The South African film Tsotsi, which won the Academy Award for Best Foreign-Language Film, is based on a novel by the celebrated South African playwright Athol Fugard. He wrote the novel in the 1960s but put it aside for many years; it was finally published in 1980. The movie differs from the novel in important ways. Writer-director Gavin Hood shifts the setting from the era of 1960s apartheid to contemporary South Africa. In doing so, he replaces the theme of racial tension with that of class struggle.

The term tsotsi has been used for decades in South Africa to describe young thugs and street toughs, especially those who thrive on random crime and violence. Nelson Mandela noted the term in his autobiography A Long Walk to Freedom: “As so often happens in desperately poor places, the worst elements come to the fore. Life was cheap. The gun and the knife ruled at night. Gangsters—known as tsotsis—carrying flick knives or switchblades were plentiful and prominent. In those days, they emulated American movie stars and wore fedoras and double-breasted suits and wide colorful ties.”

Tsotsi is also the moniker of the film’s main character, a 19-year-old hoodlum. The film begins with a long and brutal expository section that introduces us to Tsotsi and his running mates—the sadistic Butcher, the hesitant Boston and the dense but loyal Aap. (The gang is reminiscent of the droogies from A Clockwork Orange, sans derbies.) The film also gives us a tour of a slum on the outskirts of Johannesburg.

The opening section includes a masterfully shot and edited sequence of the robbery and murder of a man on a crowded commuter train, along with a sudden burst of unprovoked violence: Tsotsi beats Boston’s face to a bloody pulp for questioning him about his mysterious past.

Tsotsi’s escape from his confrontation with Boston takes him to the privileged part of town, where wealthy black families live in large houses behind tall gates. The robbery of a well-dressed woman standing outside her car in the rain leads to a sudden shooting. Tsotsi is miles away in the stolen vehicle before he realizes that he has added kidnapping to his rap sheet: in the back seat of the car sits a three-month-old baby.

Everything we have seen of the crazed Tsotsi up to this point suggests that he will abandon or kill the infant. Instead, he takes him back to his run-down shack in the ghetto.

Most of the film deals with Tsotsi’s attempts to keep the baby alive and hide him from his cohorts. Flashbacks reveals Tsotsi’s own not-too-distant childhood, which featured a loving mother dying of AIDS and a brutal father who abandoned him.

Realizing he needs help with the infant, he turns to a young widow named Miriam who is raising a baby of her own. In a scene that perfectly illustrates the moral contradictions within the township, Tsotsi orders her at gunpoint to breastfeed his baby.

A less-assured film would have created a love story between Tsotsi and Miriam.

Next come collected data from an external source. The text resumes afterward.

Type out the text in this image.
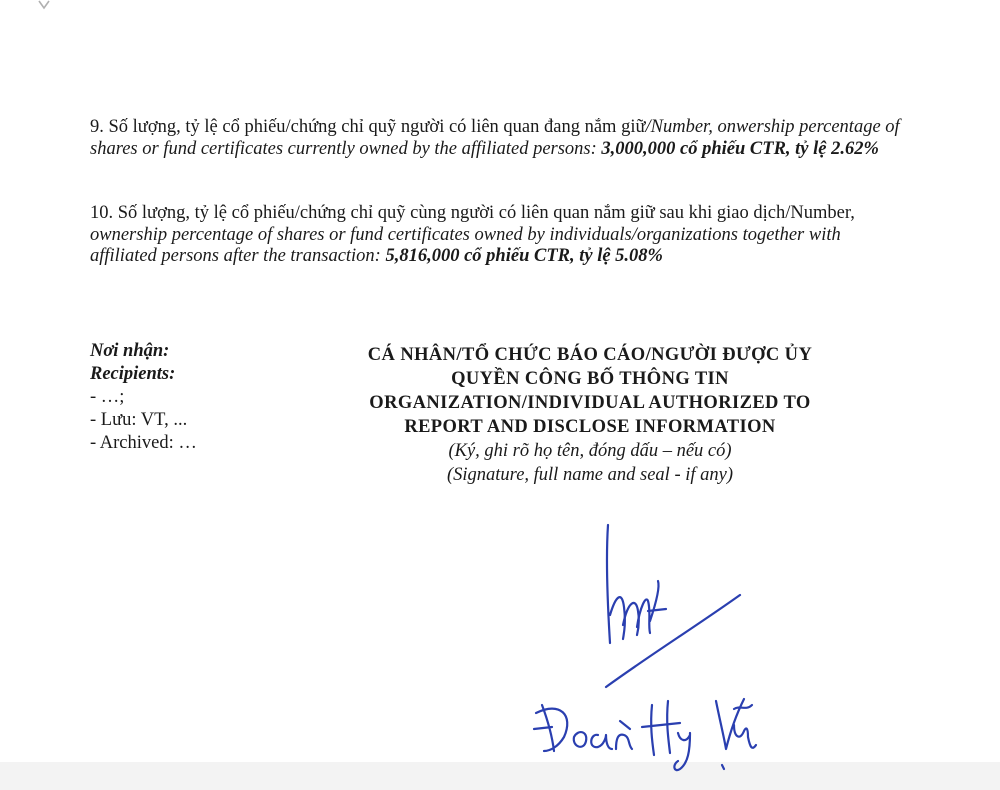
9. Số lượng, tỷ lệ cổ phiếu/chứng chỉ quỹ người có liên quan đang nắm giữ/Number, onwership percentage of shares or fund certificates currently owned by the affiliated persons: 3,000,000 cổ phiếu CTR, tỷ lệ 2.62%

10. Số lượng, tỷ lệ cổ phiếu/chứng chỉ quỹ cùng người có liên quan nắm giữ sau khi giao dịch/Number, ownership percentage of shares or fund certificates owned by individuals/organizations together with affiliated persons after the transaction: 5,816,000 cổ phiếu CTR, tỷ lệ 5.08%

Nơi nhận:
Recipients:
- …;
- Lưu: VT, ...
- Archived: …
CÁ NHÂN/TỔ CHỨC BÁO CÁO/NGƯỜI ĐƯỢC ỦY
QUYỀN CÔNG BỐ THÔNG TIN
ORGANIZATION/INDIVIDUAL AUTHORIZED TO
REPORT AND DISCLOSE INFORMATION
(Ký, ghi rõ họ tên, đóng dấu – nếu có)
(Signature, full name and seal - if any)
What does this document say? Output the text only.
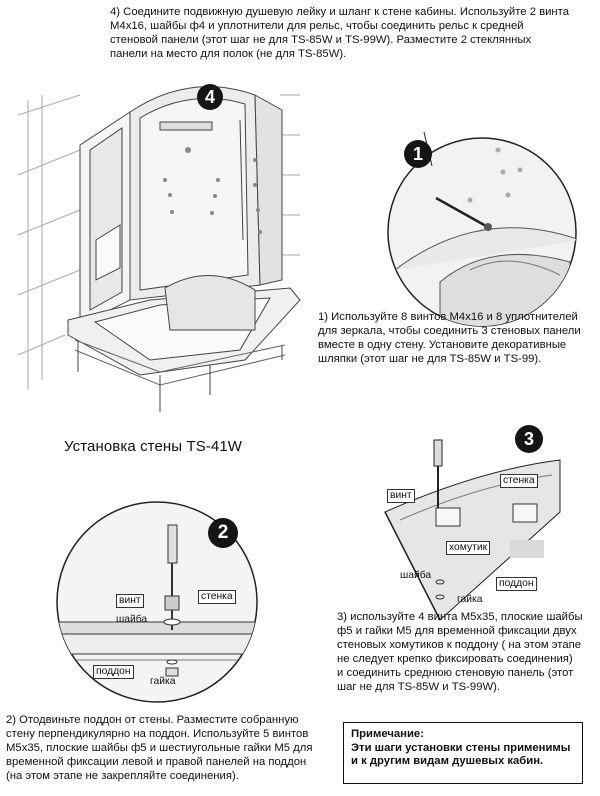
4) Соедините подвижную душевую лейку и шланг к стене кабины. Используйте 2 винта
M4x16, шайбы ф4 и уплотнители для рельс, чтобы соединить рельс к средней
стеновой панели (этот шаг не для TS-85W и TS-99W). Разместите 2 стеклянных
панели на место для полок (не для TS-85W).
4
1
3
2
1) Используйте 8 винтов M4x16 и 8 уплотнителей
для зеркала, чтобы соединить 3 стеновых панели
вместе в одну стену. Установите декоративные
шляпки (этот шаг не для TS-85W и TS-99).
Установка стены TS-41W
винт
стенка
хомутик
поддон
шайба
гайка
3) используйте 4 винта M5x35, плоские шайбы
ф5 и гайки М5 для временной фиксации двух
стеновых хомутиков к поддону ( на этом этапе
не следует крепко фиксировать соединения)
и соединить среднюю стеновую панель (этот
шаг не для TS-85W и TS-99W).
винт
шайба
стенка
поддон
гайка
2) Отодвиньте поддон от стены. Разместите собранную
стену перпендикулярно на поддон. Используйте 5 винтов
M5x35, плоские шайбы ф5 и шестиугольные гайки М5 для
временной фиксации левой и правой панелей на поддон
(на этом этапе не закрепляйте соединения).
Примечание:
Эти шаги установки стены применимы
и к другим видам душевых кабин.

The filmmakers are interested instead in Tsotsi’s character, and they allow us to watch as elements of humanity and compassion crack his hardened exterior.

In the novel, Tsotsi becomes a victim of his decaying environment. The film, however, wraps things up in a way that emphasizes possibility over despair.

The performances are all first-rate, especially those of Presley Chweneyagae (a relative newcomer to acting) as Tsotsi and Terry Pheto as the earth mother Miriam, whose tiny house sparkles with the presence of art and the colors of hope.

Unlike many films on life in the slums, which tend to use hand-held cameras and grainy film stock to suggest gritty reality, Tsotsi is shot in lush 35mm widescreen with many static shots of the people and the countryside. The camera pays special attention to characters’ eyes in startling close-ups, perhaps suggesting that while South Africans are still looking at the past with anguish, they are capable of occasional glances toward a future marked by compassion.